Unity Catalog

The Unity Catalog origin reads data from a Databricks Unity Catalog managed table. Use the origin only in Databricks cluster pipelines.

The origin can perform a full or incremental read. The origin performs a full read of all available data, by default.

When you configure the origin, you specify the catalog, schema, and table to read from. If you configure the origin to perform an incremental read, you specify the offset column and initial offset to use.

Full or Incremental Read

The Unity Catalog origin can perform a full read or an incremental read each time you run the pipeline. By default, the origin performs a full read of the specified table.

When the origin performs a full read, the origin processes all data available in the table each time that the pipeline runs.

When the origin performs an incremental read, the first pipeline run is the same as a full read. When the pipeline stops, the origin stores the offset where it stopped processing. For subsequent pipeline runs, the origin reads the table starting from the last-saved offset, unless you reset the pipeline offsets.

When you configure the origin to perform an incremental read, you specify the offset column and initial offset to use. As a best practice, an offset column should be an incremental and unique column that does not contain null values. Having an index on this column is strongly encouraged since the underlying query uses an ORDER BY clause and inequality operators on this column.

Configuring a Unity Catalog Origin

Configure a Unity Catalog origin to read from a Databricks Unity Catalog managed table. Use the origin only in Databricks cluster pipelines.
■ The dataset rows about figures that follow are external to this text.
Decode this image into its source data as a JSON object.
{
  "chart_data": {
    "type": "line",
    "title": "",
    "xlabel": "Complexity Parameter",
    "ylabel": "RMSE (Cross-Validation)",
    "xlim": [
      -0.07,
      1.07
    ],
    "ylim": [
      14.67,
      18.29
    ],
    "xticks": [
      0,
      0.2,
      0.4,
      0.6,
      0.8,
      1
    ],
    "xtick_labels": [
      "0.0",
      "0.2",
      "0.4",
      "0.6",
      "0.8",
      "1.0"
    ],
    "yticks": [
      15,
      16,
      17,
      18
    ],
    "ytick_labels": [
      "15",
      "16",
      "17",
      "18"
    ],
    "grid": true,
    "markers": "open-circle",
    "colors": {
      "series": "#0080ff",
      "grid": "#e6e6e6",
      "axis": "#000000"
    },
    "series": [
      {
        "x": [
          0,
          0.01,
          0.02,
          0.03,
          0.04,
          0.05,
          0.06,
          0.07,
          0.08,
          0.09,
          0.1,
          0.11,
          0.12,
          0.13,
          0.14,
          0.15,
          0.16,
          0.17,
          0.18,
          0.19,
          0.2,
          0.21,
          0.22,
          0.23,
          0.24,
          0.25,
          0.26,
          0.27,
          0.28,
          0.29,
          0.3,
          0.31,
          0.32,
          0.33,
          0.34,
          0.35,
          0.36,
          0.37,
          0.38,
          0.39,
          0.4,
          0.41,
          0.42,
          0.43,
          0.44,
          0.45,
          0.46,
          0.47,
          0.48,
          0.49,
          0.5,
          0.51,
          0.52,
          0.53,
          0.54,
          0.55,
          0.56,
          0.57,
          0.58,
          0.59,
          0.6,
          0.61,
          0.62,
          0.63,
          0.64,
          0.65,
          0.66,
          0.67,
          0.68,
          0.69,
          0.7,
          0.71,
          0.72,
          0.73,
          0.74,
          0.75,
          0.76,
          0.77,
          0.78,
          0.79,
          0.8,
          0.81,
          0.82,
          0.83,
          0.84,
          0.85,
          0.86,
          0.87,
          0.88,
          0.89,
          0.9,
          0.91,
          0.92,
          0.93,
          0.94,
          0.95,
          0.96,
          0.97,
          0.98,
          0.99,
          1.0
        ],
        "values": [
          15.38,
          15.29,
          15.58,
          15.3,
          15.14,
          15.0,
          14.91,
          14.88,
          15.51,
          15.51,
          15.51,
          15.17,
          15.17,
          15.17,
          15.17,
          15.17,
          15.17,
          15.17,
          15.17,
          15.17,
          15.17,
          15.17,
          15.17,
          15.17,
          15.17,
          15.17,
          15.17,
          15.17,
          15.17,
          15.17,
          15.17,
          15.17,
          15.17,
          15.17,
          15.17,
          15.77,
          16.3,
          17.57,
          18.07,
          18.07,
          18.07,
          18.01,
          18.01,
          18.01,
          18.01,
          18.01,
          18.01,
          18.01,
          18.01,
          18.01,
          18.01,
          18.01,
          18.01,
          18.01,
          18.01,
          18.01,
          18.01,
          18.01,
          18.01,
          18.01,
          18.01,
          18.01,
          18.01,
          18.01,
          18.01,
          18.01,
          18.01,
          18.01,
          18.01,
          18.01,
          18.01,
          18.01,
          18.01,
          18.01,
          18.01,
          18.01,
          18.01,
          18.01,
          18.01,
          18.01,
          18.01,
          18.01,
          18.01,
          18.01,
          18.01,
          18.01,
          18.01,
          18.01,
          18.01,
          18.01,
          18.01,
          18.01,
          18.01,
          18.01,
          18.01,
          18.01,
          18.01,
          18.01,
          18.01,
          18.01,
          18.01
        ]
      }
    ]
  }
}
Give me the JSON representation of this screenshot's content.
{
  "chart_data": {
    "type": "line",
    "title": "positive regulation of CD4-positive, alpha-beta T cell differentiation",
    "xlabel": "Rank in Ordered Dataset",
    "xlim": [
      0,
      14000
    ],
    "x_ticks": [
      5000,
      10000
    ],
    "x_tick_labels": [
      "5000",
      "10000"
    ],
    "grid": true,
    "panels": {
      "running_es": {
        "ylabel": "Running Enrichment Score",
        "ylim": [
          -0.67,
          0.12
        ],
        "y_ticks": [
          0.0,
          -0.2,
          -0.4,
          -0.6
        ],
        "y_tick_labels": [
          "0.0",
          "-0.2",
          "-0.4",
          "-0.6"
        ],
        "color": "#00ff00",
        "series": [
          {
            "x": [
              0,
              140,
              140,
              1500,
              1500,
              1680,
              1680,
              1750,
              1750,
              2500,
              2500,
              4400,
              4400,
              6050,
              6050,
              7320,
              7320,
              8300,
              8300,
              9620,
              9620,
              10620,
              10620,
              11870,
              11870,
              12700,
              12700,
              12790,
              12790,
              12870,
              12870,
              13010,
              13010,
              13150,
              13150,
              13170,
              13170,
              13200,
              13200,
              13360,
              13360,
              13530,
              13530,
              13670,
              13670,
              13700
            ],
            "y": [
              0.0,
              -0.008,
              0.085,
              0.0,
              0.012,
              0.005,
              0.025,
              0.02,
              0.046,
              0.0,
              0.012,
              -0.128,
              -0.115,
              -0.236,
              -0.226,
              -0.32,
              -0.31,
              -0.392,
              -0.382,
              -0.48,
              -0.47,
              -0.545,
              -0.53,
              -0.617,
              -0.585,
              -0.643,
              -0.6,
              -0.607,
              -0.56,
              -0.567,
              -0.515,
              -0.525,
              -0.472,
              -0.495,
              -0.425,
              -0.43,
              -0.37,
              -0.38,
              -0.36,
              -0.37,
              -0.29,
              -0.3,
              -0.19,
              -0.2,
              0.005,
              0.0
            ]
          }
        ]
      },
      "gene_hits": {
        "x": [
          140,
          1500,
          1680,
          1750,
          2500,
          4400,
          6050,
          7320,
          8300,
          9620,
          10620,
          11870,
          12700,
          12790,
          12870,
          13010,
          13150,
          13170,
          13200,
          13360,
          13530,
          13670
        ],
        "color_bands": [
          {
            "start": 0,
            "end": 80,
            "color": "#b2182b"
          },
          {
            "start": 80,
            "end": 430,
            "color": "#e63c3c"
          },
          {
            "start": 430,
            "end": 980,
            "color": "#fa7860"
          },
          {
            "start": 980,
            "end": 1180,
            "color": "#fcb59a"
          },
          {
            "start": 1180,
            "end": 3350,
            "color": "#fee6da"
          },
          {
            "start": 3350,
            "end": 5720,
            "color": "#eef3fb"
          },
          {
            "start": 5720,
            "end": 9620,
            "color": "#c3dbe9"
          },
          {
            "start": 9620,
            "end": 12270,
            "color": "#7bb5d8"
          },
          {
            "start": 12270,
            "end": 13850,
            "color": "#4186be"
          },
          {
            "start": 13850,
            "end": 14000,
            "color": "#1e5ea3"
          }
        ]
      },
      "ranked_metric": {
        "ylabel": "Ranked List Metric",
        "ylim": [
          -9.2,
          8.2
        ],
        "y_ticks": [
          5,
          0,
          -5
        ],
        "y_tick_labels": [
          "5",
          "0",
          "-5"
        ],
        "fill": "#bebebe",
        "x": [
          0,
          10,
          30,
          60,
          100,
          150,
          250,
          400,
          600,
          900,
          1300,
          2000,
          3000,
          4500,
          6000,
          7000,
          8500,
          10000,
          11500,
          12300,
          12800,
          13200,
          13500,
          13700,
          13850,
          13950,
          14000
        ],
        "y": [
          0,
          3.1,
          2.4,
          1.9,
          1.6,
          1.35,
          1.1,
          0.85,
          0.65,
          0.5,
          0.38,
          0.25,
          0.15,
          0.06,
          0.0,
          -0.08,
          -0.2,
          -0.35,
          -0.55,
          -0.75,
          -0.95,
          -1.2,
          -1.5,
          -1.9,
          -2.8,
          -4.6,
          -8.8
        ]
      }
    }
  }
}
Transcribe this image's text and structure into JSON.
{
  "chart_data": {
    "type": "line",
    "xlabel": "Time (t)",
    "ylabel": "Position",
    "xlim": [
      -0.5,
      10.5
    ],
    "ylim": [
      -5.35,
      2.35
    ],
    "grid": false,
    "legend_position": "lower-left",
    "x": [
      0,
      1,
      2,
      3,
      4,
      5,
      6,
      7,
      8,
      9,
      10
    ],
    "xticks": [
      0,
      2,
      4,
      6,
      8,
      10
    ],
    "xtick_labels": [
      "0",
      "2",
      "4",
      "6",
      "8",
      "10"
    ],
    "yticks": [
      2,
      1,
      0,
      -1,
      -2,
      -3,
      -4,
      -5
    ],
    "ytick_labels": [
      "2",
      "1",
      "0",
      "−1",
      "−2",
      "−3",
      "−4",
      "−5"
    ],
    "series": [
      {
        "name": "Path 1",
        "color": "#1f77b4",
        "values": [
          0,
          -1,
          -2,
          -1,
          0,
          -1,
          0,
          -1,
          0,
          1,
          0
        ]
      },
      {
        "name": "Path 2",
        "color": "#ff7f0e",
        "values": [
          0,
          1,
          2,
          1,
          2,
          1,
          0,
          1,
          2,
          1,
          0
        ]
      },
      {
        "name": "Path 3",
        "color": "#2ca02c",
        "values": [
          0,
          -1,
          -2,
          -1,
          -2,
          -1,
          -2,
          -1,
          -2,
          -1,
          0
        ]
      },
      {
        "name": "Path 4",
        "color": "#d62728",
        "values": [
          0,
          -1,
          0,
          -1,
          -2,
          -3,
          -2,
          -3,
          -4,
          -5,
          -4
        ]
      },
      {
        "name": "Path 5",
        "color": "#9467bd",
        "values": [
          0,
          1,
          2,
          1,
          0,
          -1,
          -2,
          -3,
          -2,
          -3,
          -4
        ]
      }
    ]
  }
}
On the Properties panel, on the General tab, configure the following properties:


General Property	Description
Name	Stage name.
Description	Optional description.
Load Data Only Once	Reads data while processing the first batch of a pipeline run and caches the results for reuse throughout the pipeline run. Select this property for lookup origins. When configuring lookup origins, do not limit the batch size. All lookup data should be read in a single batch. Do not select this property when you configure the origin to read from more than one table.
Cache Data	Caches data processed for a batch so the data can be reused for multiple downstream stages. Use to improve performance when the stage passes data to multiple stages. Caching can limit pushdown optimization when the pipeline runs in ludicrous mode. Available when Load Data Only Once is not enabled. When the origin loads data once, the origin caches data for the entire pipeline run.

On the Unity Catalog tab, configure the following properties:


Unity Catalog Property	Description
Catalog Name	Catalog for the table to read.
Schema Name	Schema for the table to read.
Table Name	Table to read.
Incremental Mode	Enables the origin to read data from a specified initial offset for the first pipeline run, and then from the last-saved offset during subsequent pipeline runs.
Initial Offset	Initial offset value to use when you start the pipeline. Available only for incremental reads.
Offset Column	Column to track the progress of the read. Available only for incremental reads.